De kantonrechter heeft vastgesteld dat Amvest de huurachterstand van € 3.466,56 ten onrechte had berekend, omdat de huur over november 2016 wel degelijk was betaald. Uiteindelijk heeft Amvest haar eis verminderd tot € 1.222,04 aan achterstallige huur. De kantonrechter oordeelde dat de huurachterstand op dat moment minder dan drie maanden bedroeg, wat de ontbinding van de huurovereenkomst niet rechtvaardigde. De rechter heeft de vordering tot ontbinding en ontruiming afgewezen, maar heeft de gedaagden wel veroordeeld tot betaling van de achterstallige huur en de proceskosten.

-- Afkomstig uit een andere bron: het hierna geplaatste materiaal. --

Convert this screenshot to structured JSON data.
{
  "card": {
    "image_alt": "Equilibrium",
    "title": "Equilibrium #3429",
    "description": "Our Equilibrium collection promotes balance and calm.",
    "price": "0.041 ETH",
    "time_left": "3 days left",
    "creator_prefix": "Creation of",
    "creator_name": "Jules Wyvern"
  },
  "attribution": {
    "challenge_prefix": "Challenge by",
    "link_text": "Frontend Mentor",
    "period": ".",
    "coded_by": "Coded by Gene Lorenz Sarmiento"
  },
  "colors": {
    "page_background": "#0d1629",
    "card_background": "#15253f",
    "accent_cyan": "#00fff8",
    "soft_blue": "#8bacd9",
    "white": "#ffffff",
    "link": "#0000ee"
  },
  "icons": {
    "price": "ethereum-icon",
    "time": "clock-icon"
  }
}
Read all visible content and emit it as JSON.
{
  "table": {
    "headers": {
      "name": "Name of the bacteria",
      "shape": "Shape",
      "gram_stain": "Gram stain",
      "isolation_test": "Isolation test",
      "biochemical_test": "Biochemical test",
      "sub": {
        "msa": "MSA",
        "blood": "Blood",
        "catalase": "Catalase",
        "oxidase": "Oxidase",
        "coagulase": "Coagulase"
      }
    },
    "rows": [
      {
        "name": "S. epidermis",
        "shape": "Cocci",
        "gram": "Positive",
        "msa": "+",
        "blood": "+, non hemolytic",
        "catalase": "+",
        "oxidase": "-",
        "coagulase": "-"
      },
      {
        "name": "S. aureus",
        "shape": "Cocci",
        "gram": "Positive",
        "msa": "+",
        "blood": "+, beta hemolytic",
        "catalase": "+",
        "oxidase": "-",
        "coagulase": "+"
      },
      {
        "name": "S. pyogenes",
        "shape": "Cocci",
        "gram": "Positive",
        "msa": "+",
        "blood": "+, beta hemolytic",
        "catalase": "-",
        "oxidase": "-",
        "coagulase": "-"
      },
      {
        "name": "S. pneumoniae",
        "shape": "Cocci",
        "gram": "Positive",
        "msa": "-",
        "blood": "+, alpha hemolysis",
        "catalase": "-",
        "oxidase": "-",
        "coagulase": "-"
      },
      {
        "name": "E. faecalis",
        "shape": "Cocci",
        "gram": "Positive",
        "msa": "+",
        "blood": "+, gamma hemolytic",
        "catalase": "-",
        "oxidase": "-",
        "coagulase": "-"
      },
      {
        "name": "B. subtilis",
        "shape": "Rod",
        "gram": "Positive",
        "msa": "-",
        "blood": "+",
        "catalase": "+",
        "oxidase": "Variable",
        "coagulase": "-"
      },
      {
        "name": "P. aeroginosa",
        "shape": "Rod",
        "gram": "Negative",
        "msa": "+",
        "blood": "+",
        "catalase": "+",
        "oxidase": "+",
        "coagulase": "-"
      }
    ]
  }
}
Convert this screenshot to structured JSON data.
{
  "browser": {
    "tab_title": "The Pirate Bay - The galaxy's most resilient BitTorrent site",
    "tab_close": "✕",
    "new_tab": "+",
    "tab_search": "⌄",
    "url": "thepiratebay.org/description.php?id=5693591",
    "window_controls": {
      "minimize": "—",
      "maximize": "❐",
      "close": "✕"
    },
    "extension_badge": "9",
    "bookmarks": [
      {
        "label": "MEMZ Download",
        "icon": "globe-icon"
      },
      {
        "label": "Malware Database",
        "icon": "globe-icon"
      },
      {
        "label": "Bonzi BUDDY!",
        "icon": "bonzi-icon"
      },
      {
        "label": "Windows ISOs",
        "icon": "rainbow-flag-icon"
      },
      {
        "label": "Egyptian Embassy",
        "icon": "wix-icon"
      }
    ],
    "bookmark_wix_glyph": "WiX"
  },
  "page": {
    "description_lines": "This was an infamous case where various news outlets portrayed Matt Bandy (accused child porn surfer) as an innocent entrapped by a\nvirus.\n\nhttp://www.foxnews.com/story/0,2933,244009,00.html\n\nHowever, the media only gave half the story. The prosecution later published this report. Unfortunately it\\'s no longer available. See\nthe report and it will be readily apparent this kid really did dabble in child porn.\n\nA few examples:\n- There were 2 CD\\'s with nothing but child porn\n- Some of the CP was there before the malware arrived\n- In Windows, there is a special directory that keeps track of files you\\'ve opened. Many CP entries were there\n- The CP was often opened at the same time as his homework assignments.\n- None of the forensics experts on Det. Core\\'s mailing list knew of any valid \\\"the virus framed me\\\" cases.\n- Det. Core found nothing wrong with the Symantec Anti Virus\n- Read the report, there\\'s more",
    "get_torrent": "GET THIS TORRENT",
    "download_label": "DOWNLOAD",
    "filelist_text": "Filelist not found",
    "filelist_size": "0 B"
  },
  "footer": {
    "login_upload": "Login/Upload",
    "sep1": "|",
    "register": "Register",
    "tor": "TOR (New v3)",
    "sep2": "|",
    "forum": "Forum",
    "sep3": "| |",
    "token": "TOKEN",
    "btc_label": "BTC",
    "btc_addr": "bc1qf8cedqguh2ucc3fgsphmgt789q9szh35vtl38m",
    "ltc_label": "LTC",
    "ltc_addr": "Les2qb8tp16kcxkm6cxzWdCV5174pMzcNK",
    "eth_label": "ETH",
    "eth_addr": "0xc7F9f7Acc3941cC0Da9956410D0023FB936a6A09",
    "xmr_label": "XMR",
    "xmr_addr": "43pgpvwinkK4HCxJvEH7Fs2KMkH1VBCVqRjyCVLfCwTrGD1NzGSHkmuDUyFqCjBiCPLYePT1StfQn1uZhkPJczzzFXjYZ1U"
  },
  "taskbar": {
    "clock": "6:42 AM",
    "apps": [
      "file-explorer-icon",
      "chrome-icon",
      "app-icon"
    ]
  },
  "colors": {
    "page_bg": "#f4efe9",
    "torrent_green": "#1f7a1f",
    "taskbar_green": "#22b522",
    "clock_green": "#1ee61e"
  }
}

De beslissing van de kantonrechter benadrukt het belang van correcte huurbetalingen en de gevolgen van een huurachterstand, maar ook de noodzaak voor verhuurders om hun vorderingen zorgvuldig te onderbouwen. De uitspraak is uitvoerbaar bij voorraad verklaard, wat betekent dat de gedaagden direct moeten voldoen aan de betalingsverplichting.